Scanning electron microscopy image of a ragworm larva by Jürgen Berger

Scanning electron microscopy image of a ragworm larva, by Jürgen Berger

Exeter neuroscience expert secures prestigious award

A neuroscience expert from the University of Exeter has secured a prestigious Wellcome Trust Investigator Award to pioneer new research into the function of neural circuits.

Professor Gaspar Jekely, from Exeter’s Living Systems Institute, received the award to support his ground-breaking neuroscience research.

The award has been bestowed to support Professor Jekely’s five-year research project, entitled ‘Modulation of circuit dynamics by noradrenergic signalling in the annelid model Platynereis’.

The research will study the function that noradrenalin has in the nervous system of marine invertebrates.

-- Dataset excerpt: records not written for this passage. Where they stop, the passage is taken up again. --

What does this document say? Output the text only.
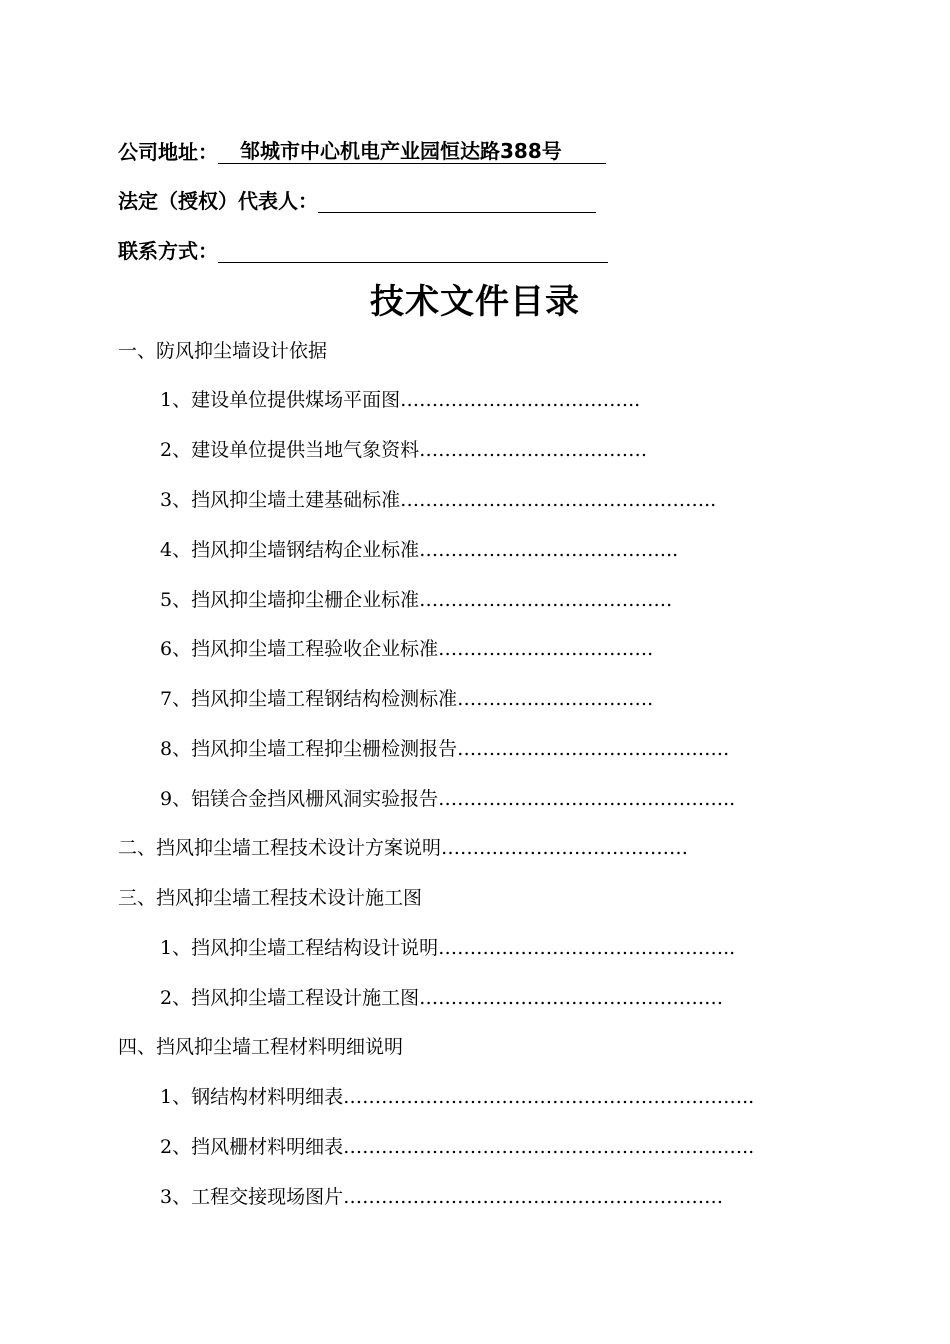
公司地址： 邹城市中心机电产业园恒达路388号
法定（授权）代表人：
联系方式：
技术文件目录
一、防风抑尘墙设计依据
1、建设单位提供煤场平面图………………………………..
2、建设单位提供当地气象资料………………………………
3、挡风抑尘墙土建基础标准…………………………………………..
4、挡风抑尘墙钢结构企业标准…………………………………..
5、挡风抑尘墙抑尘栅企业标准………………………………….
6、挡风抑尘墙工程验收企业标准…………………………….
7、挡风抑尘墙工程钢结构检测标准………………………….
8、挡风抑尘墙工程抑尘栅检测报告…………………………………….
9、铝镁合金挡风栅风洞实验报告………………………………………..
二、挡风抑尘墙工程技术设计方案说明…………………………………
三、挡风抑尘墙工程技术设计施工图
1、挡风抑尘墙工程结构设计说明………………………………………..
2、挡风抑尘墙工程设计施工图…………………………………………
四、挡风抑尘墙工程材料明细说明
1、钢结构材料明细表………………………………………………………..
2、挡风栅材料明细表………………………………………………………..
3、工程交接现场图片……………………………………………………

In nervous systems, the activity of every neuron is tuned by a large number of chemical substances including noradrenalin, a molecule that promotes wakefulness and regulates heart rate and other functions in vertebrates.

Professor Jekely’s research team recently discovered noradrenalin in some marine invertebrates, including the ragworm Platynereis. The research will study the larvae of the ragworm to gain a greater understanding into noradrenergic signalling. The small size of the ragworm larvae will allow them to study noradrenergic neurons and the circuits they form at a great level of detail in a simple and fully-mapped nervous system.

Professor Jekely said: “I am absolutely delighted to have been given this prestigious award. The recent discovery of noradrenalin in marine invertebrates by my research team was a considerable breakthrough, and this award will support new research on the function of noradrenalin in a tractable invertebrate animal.

“Invertebrate model organisms have been invaluable to understand how nervous systems work and the award will also help us to consolidate Platynereis as a unique marine invertebrate model for the detailed study of nervous systems.”

The Wellcome Trust Investigator Awards were introduced in 2011 to provide additional funding for researchers who already hold academic positions. The scheme’s purpose is to give exceptional researchers the freedom they need to address the most important questions about health and disease.